Heroic Armor of the Italian Renaissance
Title | Heroic Armor of the Italian Renaissance PDF eBook |
Author | Stuart W. Pyhrr |
Publisher | Metropolitan Museum of Art |
Total Pages | 370 |
Release | 1998 |
Genre | Armor |
ISBN | 0870998722 |
The re-creation of classically inspired armor is invariably associated with Filippo Negroli, the most innovative and celebrated of the renowned armorers of Milan.
Lost Girls
Title | Lost Girls PDF eBook |
Author | Nicholas Terpstra |
Publisher | JHU Press |
Total Pages | 264 |
Release | 2010-06-21 |
Genre | History |
ISBN | 1421400243 |
In 1554, a group of idealistic laywomen founded a home for homeless and orphaned adolescent girls in one of the worst neighborhoods in Florence.
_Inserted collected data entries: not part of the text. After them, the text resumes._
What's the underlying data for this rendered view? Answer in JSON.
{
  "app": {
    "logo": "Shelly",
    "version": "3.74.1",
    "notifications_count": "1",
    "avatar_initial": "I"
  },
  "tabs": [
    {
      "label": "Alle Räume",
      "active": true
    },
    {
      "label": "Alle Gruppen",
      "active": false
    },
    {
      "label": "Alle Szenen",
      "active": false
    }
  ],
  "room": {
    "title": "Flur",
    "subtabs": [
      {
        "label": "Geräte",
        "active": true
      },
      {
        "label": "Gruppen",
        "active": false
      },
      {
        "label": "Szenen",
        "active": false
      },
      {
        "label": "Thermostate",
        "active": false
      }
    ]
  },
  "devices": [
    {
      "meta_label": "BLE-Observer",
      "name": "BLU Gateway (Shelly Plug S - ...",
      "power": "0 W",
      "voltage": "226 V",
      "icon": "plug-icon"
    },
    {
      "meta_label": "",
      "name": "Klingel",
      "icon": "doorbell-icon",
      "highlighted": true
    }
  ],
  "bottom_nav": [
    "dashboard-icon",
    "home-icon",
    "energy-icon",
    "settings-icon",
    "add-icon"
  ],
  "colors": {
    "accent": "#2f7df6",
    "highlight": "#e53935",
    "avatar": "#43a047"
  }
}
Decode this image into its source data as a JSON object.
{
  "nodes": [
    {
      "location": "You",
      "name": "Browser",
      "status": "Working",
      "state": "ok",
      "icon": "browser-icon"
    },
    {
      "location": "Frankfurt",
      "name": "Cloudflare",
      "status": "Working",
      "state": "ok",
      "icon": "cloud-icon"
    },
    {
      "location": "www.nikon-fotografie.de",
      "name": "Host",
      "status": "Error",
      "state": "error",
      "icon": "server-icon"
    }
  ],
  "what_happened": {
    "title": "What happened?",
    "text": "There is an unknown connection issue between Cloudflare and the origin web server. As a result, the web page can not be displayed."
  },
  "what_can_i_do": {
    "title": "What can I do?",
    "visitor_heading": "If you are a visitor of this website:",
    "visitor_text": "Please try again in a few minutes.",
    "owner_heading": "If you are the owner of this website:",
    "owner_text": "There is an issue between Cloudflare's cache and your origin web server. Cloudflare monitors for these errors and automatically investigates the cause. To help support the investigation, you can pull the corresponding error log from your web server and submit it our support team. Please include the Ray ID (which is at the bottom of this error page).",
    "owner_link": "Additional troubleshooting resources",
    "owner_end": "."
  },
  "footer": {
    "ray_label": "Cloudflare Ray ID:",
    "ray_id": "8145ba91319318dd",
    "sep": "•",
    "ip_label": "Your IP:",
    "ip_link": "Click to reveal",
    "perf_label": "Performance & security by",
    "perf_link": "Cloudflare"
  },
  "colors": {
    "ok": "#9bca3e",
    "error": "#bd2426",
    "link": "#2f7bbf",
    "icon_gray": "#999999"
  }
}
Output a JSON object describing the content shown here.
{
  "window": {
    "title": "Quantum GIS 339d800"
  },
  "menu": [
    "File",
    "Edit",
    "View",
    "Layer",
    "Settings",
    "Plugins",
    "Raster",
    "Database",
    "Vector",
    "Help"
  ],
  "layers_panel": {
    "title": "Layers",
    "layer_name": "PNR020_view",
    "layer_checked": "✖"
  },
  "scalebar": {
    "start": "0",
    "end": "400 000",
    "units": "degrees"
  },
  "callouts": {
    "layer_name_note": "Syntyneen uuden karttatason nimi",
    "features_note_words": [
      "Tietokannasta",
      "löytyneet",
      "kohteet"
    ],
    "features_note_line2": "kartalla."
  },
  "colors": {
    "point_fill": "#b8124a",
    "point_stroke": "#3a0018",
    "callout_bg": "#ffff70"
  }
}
Of the 526 girls who lived in the home during its fourteen-year tenure, only 202 left there alive. Struck by the unusually high mortality rate, Nicholas Terpstra sets out to determine what killed the lost girls of the House of Compassion shelter (Casa della Pietà). Reaching deep into the archives' letters, ledgers, and records from both inside and outside the home, he slowly pieces together the tragic story. The Casa welcomed girls in bad health and with little future, hoping to save them from an almost certain life of poverty and drudgery. Yet this "safe" house was cruelly dangerous. Victims of Renaissance Florence’s sexual politics, these young women were at the disposal of the city’s elite men, who treated them as property meant for their personal pleasure. With scholarly precision and journalistic style, Terpstra uncovers and chronicles a series of disturbing leads that point to possible reasons so many girls died: hints of routine abortions, basic medical care for sexually transmitted diseases, and appalling conditions in the textile factories where the girls worked. Church authorities eventually took the Casa della Pietà away from the women who had founded it and moved it to a better part of Florence. Its sordid past was hidden, until now, in an official history that bore little resemblance to the orphanage’s true origins. Terpstra’s meticulous investigation not only uncovers the sad fate of the lost girls of the Casa della Pietà but also explores broader themes, including gender relations, public health, church politics, and the challenges girls and adolescent women faced in Renaissance Florence.